La performance est très tendre et vulnérable. Avec un tel thème : comment travaillez-vous sur quelque chose comme ça ?
Tout commence par une idée. Nous avons commencé à collecter du matériel au hasard : que pouvez-vous faire avec ce tuyau d'air, comment affecte-t-il mes mouvements ? Vous mettez ensuite ce matériel physique dans un sac à livres, vous le posez à côté de vous et vous commencez à réfléchir à ce que vous voulez dire et à la façon dont vous allez le dire.'
'Je travaille avec un dramaturge pour m'assurer que l'intrigue est correcte. Je discute aussi avec des psychologues parce que nous nous adressons à des publics sensibles. Ensuite, vous devez vous demander s'il est acceptable que je monte sur scène et que je dise que je devrais être mort. Sommes-nous en train de détruire des personnes qui sont elles-mêmes aux prises avec ce problème, en leur présentant tout à coup cette question sans ménagement ?
Qu'est-ce que cela t'a fait de faire cela ?
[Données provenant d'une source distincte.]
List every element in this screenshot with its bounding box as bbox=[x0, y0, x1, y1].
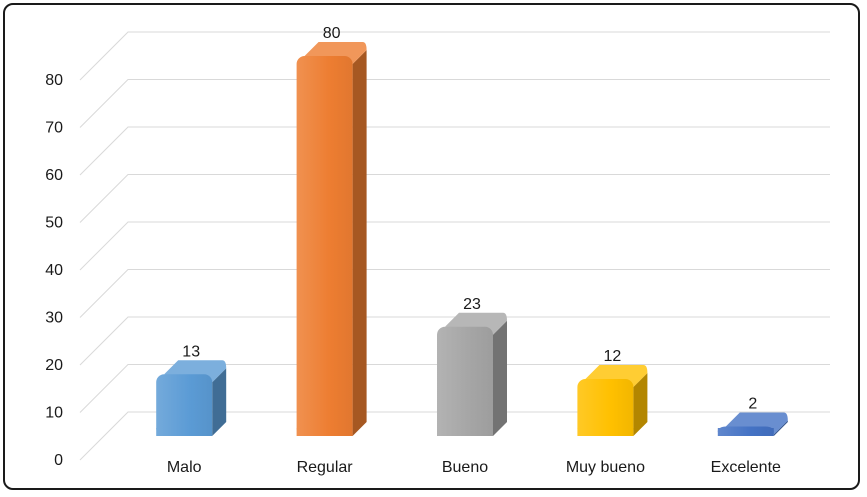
bar-front bbox=[437, 326, 493, 436]
gridline-70 bbox=[79, 79, 830, 128]
gridline-60 bbox=[79, 126, 830, 176]
y-tick-label: 0 bbox=[54, 452, 63, 469]
data-label: 23 bbox=[463, 296, 481, 313]
bars bbox=[156, 42, 788, 436]
data-label: 2 bbox=[748, 396, 757, 413]
bar-malo bbox=[156, 360, 227, 436]
data-label: 80 bbox=[323, 25, 341, 42]
gridline-30 bbox=[79, 269, 830, 318]
y-tick-label: 30 bbox=[45, 310, 63, 327]
bar-bueno bbox=[437, 312, 507, 436]
gridline-20 bbox=[79, 316, 830, 366]
bar-side bbox=[773, 420, 788, 436]
bar-side bbox=[633, 373, 648, 436]
gridline-10 bbox=[79, 364, 830, 413]
bar-excelente bbox=[717, 412, 788, 436]
category-label: Malo bbox=[167, 459, 202, 476]
x-axis-categories: Malo Regular Bueno Muy bueno Excelente bbox=[167, 459, 781, 476]
bar-side bbox=[212, 368, 227, 436]
category-label: Muy bueno bbox=[566, 459, 645, 476]
category-label: Excelente bbox=[711, 459, 781, 476]
bar-base bbox=[156, 428, 213, 436]
bar-base bbox=[717, 428, 774, 436]
y-tick-label: 70 bbox=[45, 120, 63, 137]
bar-side bbox=[352, 50, 367, 436]
bar-muy-bueno bbox=[577, 365, 648, 436]
category-label: Regular bbox=[297, 459, 354, 476]
gridline-50 bbox=[79, 174, 830, 223]
bar-regular bbox=[296, 42, 367, 436]
bar-front bbox=[296, 56, 353, 436]
y-tick-label: 20 bbox=[45, 357, 63, 374]
gridline-80 bbox=[79, 31, 830, 81]
data-label: 12 bbox=[604, 348, 622, 365]
data-labels: 13 80 23 12 2 bbox=[182, 25, 757, 413]
bar-base bbox=[296, 428, 353, 436]
data-label: 13 bbox=[182, 343, 200, 360]
gridline-40 bbox=[79, 221, 830, 271]
y-tick-label: 60 bbox=[45, 167, 63, 184]
chart-frame bbox=[3, 3, 860, 490]
y-tick-label: 40 bbox=[45, 262, 63, 279]
category-label: Bueno bbox=[442, 459, 488, 476]
bar-front bbox=[577, 379, 634, 436]
bar-side bbox=[493, 320, 507, 436]
bar-base bbox=[437, 428, 493, 436]
y-tick-label: 80 bbox=[45, 72, 63, 89]
y-tick-label: 10 bbox=[45, 405, 63, 422]
y-tick-label: 50 bbox=[45, 215, 63, 232]
y-axis-ticks: 0 10 20 30 40 50 60 70 80 bbox=[45, 72, 63, 469]
bar-front bbox=[156, 374, 213, 436]
bar-base bbox=[577, 428, 634, 436]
'Le processus de création ne s'est pas fait sans émotions. Je n'allais pas bien à l'époque, et c'est tout récemment, après un rendez-vous chez le médecin, qu'un médecin m'avait parlé pour la première fois d'une greffe de poumon. Comme une prochaine étape si je n'allais pas mieux. Au cours d'une improvisation, Rocio a dit quelque chose à ce sujet et j'ai vraiment paniqué pendant un moment, parce que c'est arrivé d'une manière complètement différente. Je ne l'avais pas encore suffisamment digéré".
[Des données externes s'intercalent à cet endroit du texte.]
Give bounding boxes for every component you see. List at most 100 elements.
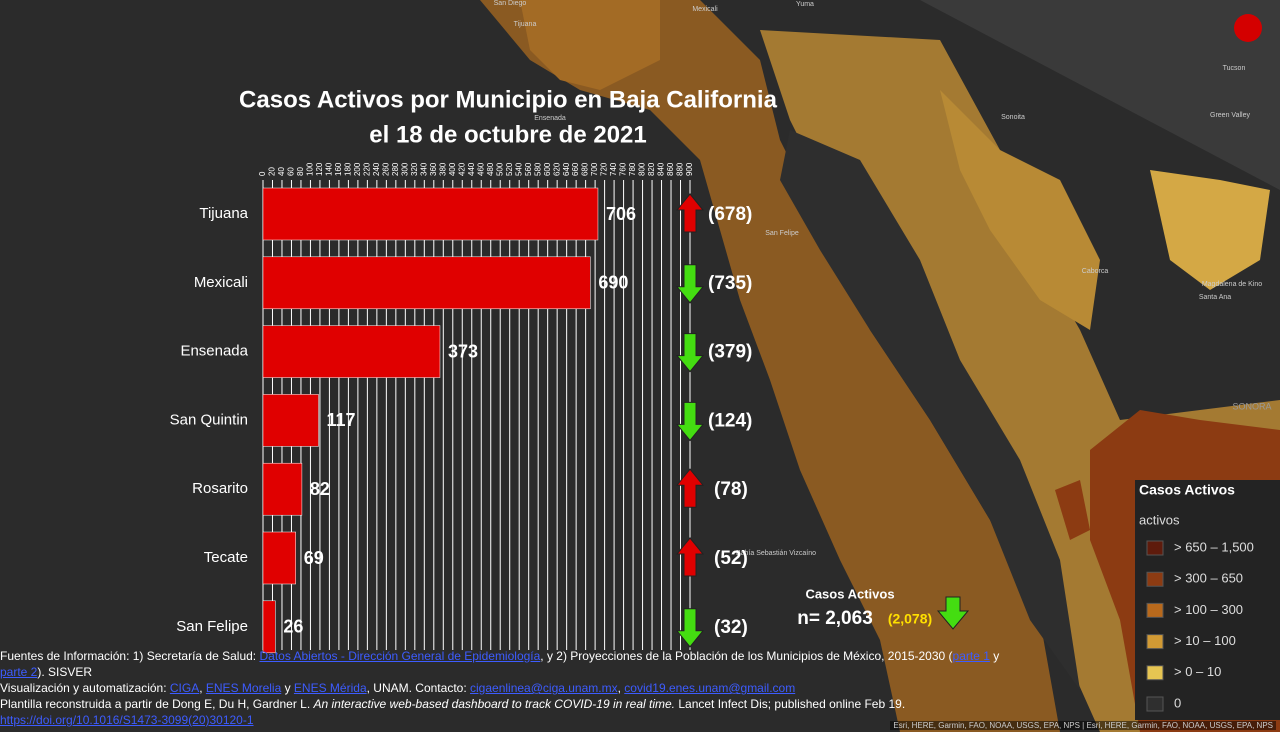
bar [262,325,441,378]
x-tick-label: 520 [505,162,514,176]
value-label: 690 [598,273,628,293]
x-tick-label: 220 [362,162,371,176]
total-arrow [936,596,970,630]
place-label: Mexicali [692,6,718,13]
legend-swatch [1146,696,1164,712]
x-tick-label: 180 [344,162,353,176]
footer-text: , [199,681,206,695]
x-tick-label: 840 [657,162,666,176]
value-label: 82 [310,479,330,499]
x-tick-label: 500 [495,162,504,176]
legend-swatch [1146,665,1164,681]
previous-value-label: (678) [708,204,752,225]
x-tick-label: 560 [524,162,533,176]
bar [262,531,296,585]
legend-label: > 10 – 100 [1174,633,1236,648]
x-tick-label: 340 [419,162,428,176]
legend-label: 0 [1174,695,1181,710]
x-tick-label: 80 [296,167,305,176]
usa [920,0,1280,190]
footer-link[interactable]: parte 1 [952,649,990,663]
value-label: 69 [304,548,324,568]
footer-link[interactable]: Datos Abiertos - Dirección General de Ep… [259,649,541,663]
x-tick-label: 780 [628,162,637,176]
place-label: SONORA [1232,401,1271,411]
footer-text: Visualización y automatización: [0,681,170,695]
x-tick-label: 580 [533,162,542,176]
place-label: Ensenada [534,115,566,122]
footer-link[interactable]: ENES Mérida [293,681,367,695]
place-label: Yuma [796,1,814,8]
y-tick-label: Rosarito [192,480,248,497]
y-tick-label: San Quintin [170,411,248,428]
footer-link[interactable]: CIGA [169,681,200,695]
footer-text: Fuentes de Información: 1) Secretaría de… [0,649,260,663]
x-tick-label: 720 [600,162,609,176]
x-tick-label: 620 [552,162,561,176]
x-tick-label: 660 [571,162,580,176]
bar [262,256,591,310]
y-tick-label: Tecate [204,549,248,566]
footer-link[interactable]: cigaenlinea@ciga.unam.mx [470,681,618,695]
chart-title: Casos Activos por Municipio en Baja Cali… [239,86,778,113]
footer-text: An interactive web-based dashboard to tr… [313,697,676,711]
x-tick-label: 760 [619,162,628,176]
bar [262,187,599,241]
place-label: Sonoita [1001,114,1025,121]
tijuana-region [520,0,660,90]
app-icon[interactable] [1234,14,1262,42]
previous-value-label: (379) [708,342,752,363]
arrow-down [675,401,705,442]
total-title: Casos Activos [805,586,894,601]
place-label: Tucson [1223,65,1246,72]
footer-link[interactable]: ENES Morelia [205,681,282,695]
x-tick-label: 100 [306,162,315,176]
legend-label: > 300 – 650 [1174,571,1243,586]
footer-line: Plantilla reconstruida a partir de Dong … [0,696,1000,728]
footer-text: y [989,649,1000,663]
footer-text: Plantilla reconstruida a partir de Dong … [0,697,314,711]
footer-link[interactable]: https://doi.org/10.1016/S1473-3099(20)30… [0,713,254,727]
bar [262,600,276,654]
value-label: 706 [606,204,636,224]
legend-swatch [1146,634,1164,650]
x-tick-label: 600 [543,162,552,176]
x-tick-label: 140 [325,162,334,176]
x-tick-label: 860 [666,162,675,176]
footer-text: , y 2) Proyecciones de la Población de l… [540,649,953,663]
x-tick-label: 160 [334,162,343,176]
footer-link[interactable]: covid19.enes.unam@gmail.com [624,681,796,695]
x-tick-label: 320 [410,162,419,176]
legend-title: Casos Activos [1139,482,1235,498]
x-tick-label: 420 [457,162,466,176]
x-tick-label: 20 [268,167,277,176]
y-tick-label: San Felipe [176,618,248,635]
place-label: Santa Ana [1199,294,1231,301]
x-tick-label: 240 [372,162,381,176]
footer-link[interactable]: parte 2 [0,665,38,679]
x-tick-label: 380 [438,162,447,176]
map-attribution: Esri, HERE, Garmin, FAO, NOAA, USGS, EPA… [890,721,1276,730]
arrow-up [675,468,705,508]
y-tick-label: Tijuana [199,205,248,222]
legend-label: > 0 – 10 [1174,664,1221,679]
island [1055,480,1090,540]
place-label: Tijuana [514,21,537,28]
place-label: Green Valley [1210,112,1250,119]
x-tick-label: 880 [676,162,685,176]
place-label: Caborca [1082,268,1109,275]
x-tick-label: 40 [277,167,286,176]
arrow-down [675,333,705,373]
x-tick-label: 680 [581,162,590,176]
x-tick-label: 0 [258,171,267,176]
legend-subtitle: activos [1139,512,1180,527]
x-tick-label: 360 [429,162,438,176]
footer-text: ). SISVER [37,665,93,679]
value-label: 373 [448,341,478,361]
arrow-down [675,264,705,304]
footer: Fuentes de Información: 1) Secretaría de… [0,648,1000,728]
legend-label: > 100 – 300 [1174,602,1243,617]
x-tick-label: 480 [486,162,495,176]
x-tick-label: 800 [638,162,647,176]
x-tick-label: 120 [315,162,324,176]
'Ce fut un processus intense et difficile, mais aussi enrichissant et curatif. Je me sens maintenant très bien face à ma maladie. J'ai accepté ma situation. J'ai également utilisé cette bouteille d'oxygène de manière très consciente lors du spectacle, car j'avais remarqué que j'étais très gênée de la porter en public. Le spectacle a changé cela. Si tu en as besoin mais que tu ne l'utilises pas parce que tu n'es pas sûre de pouvoir la mettre pendant mes cours devant la classe, c'est différent, n'est-ce pas ? C'est pourquoi j'ai choisi de le mettre devant trois mille personnes à la fois à ce moment-là. Qu'est-ce qui me gênerait alors de le mettre devant dix personnes en classe ?".